Nutritional Information
Nutrient | Amount per 1 tbsp (20g) |
---|---|
Calories | ~95 kcal |
Fat | 7g |
Carbohydrates | 7g |
Sugars | 5g |
Protein | 1.5g |
Values are approximate and may vary depending on nut butter choice.
Serving Suggestions
- Spread on warm toast or bagels for a rich breakfast.
- Drizzle over pancakes or waffles.
- Use as a dip for fresh fruit such as strawberries, bananas or apple slices.
- Mix into porridge or overnight oats.
- Add to smoothies for extra chocolate taste.
- Layer in plant-based yoghurt parfaits with berries and granola.
- Fill crepes or roll into vegan wraps with banana slices.
- Top vegan ice cream or nice cream bowls.
- Stir into warm plant milk for a quick hot chocolate drink.

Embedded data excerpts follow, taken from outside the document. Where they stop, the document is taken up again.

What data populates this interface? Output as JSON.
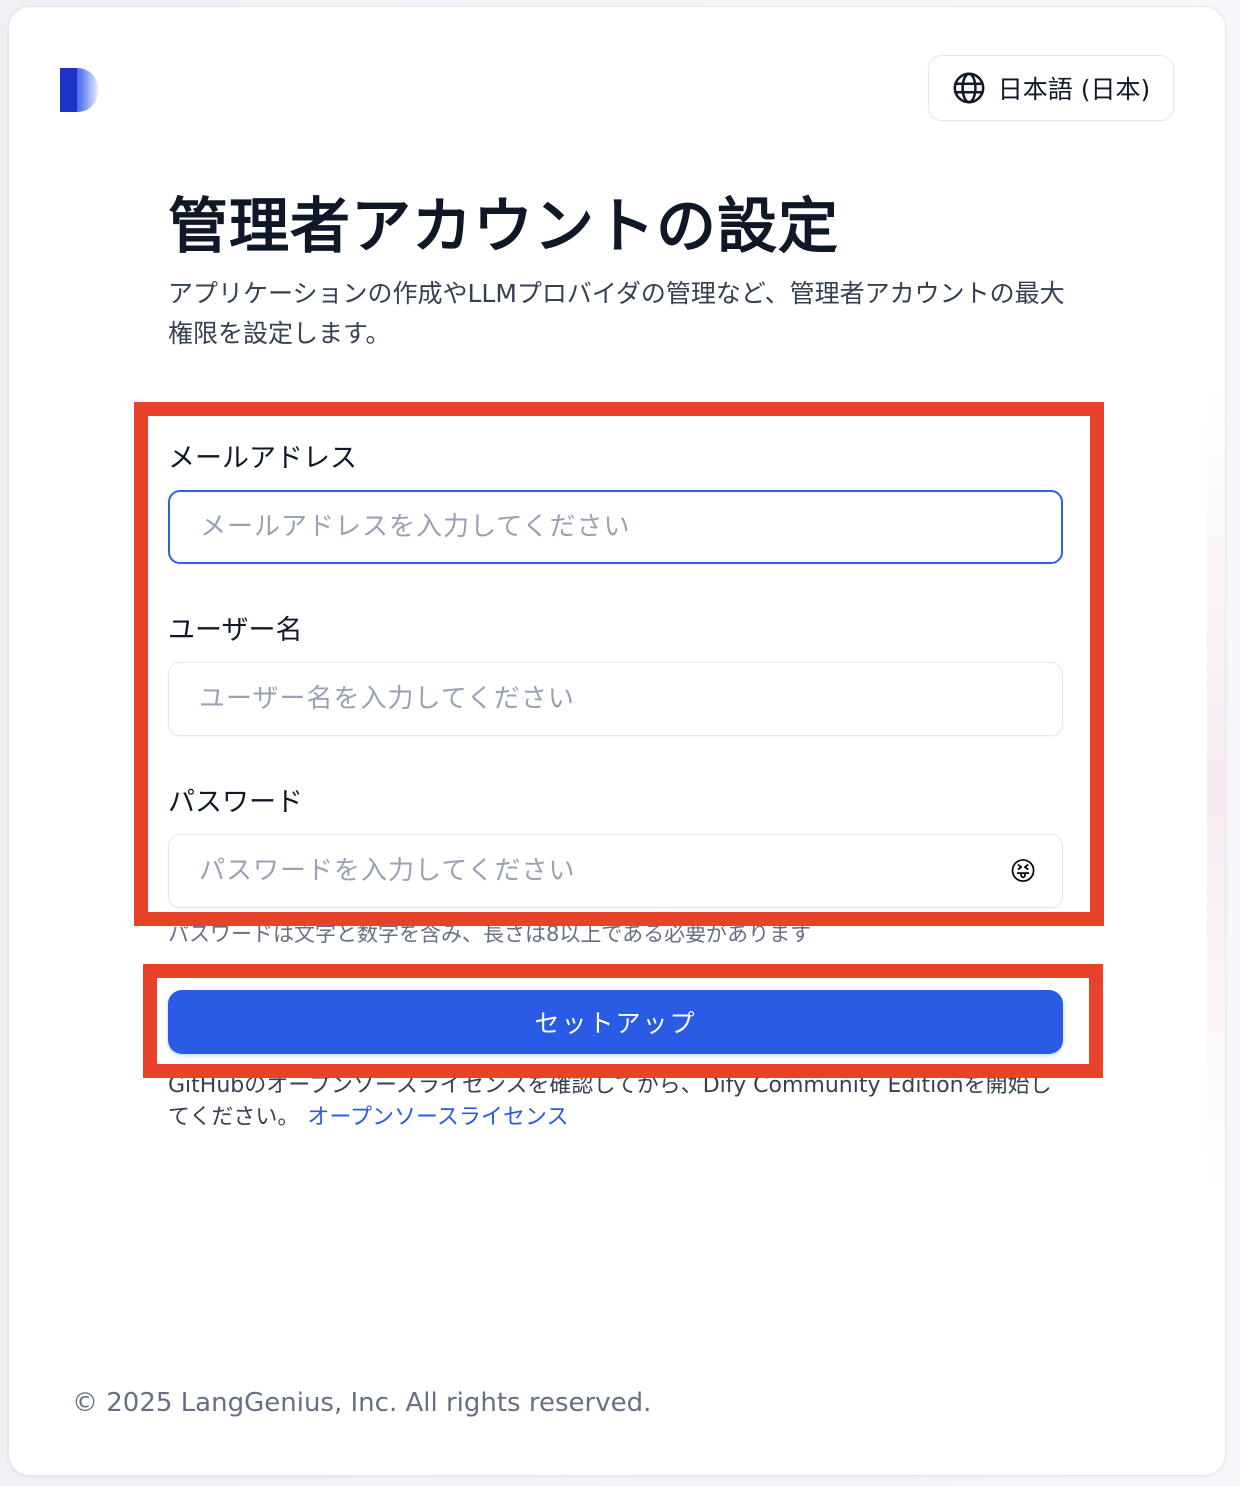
{
  "header": {
    "language": "日本語 (日本)",
    "language_icon": "globe-icon"
  },
  "main": {
    "title": "管理者アカウントの設定",
    "subtitle": "アプリケーションの作成やLLMプロバイダの管理など、管理者アカウントの最大権限を設定します。"
  },
  "form": {
    "email": {
      "label": "メールアドレス",
      "placeholder": "メールアドレスを入力してください",
      "value": ""
    },
    "username": {
      "label": "ユーザー名",
      "placeholder": "ユーザー名を入力してください",
      "value": ""
    },
    "password": {
      "label": "パスワード",
      "placeholder": "パスワードを入力してください",
      "value": "",
      "toggle_icon": "😝",
      "hint": "パスワードは文字と数字を含み、長さは8以上である必要があります"
    },
    "submit_label": "セットアップ"
  },
  "license": {
    "text": "GitHubのオープンソースライセンスを確認してから、Dify Community Editionを開始してください。",
    "link": "オープンソースライセンス"
  },
  "footer": {
    "copyright": "© 2025 LangGenius, Inc. All rights reserved."
  },
  "colors": {
    "accent": "#2a5be4",
    "highlight": "#e8432a"
  }
}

- Use as a base for chocolate fondue with fruit and pretzels.
- Spread on rice cakes or crackers for a light snack.
- Mix into brownie batter before baking for more depth.
- Add to energy balls made with oats, nuts and dates.
- Use in thumbprint biscuits as a centre filling.
A Brief History of Veganism
Veganism has roots in ancient times. In India, around 500 BC, figures like Mahavira in Jainism and Buddha promoted ideas of non-violence to animals, leading people to avoid meat and animal products.
Similar practices appeared in ancient Egypt from 2500 BC and in Greek thought with Hippocrates, who saw benefits in plant foods for health.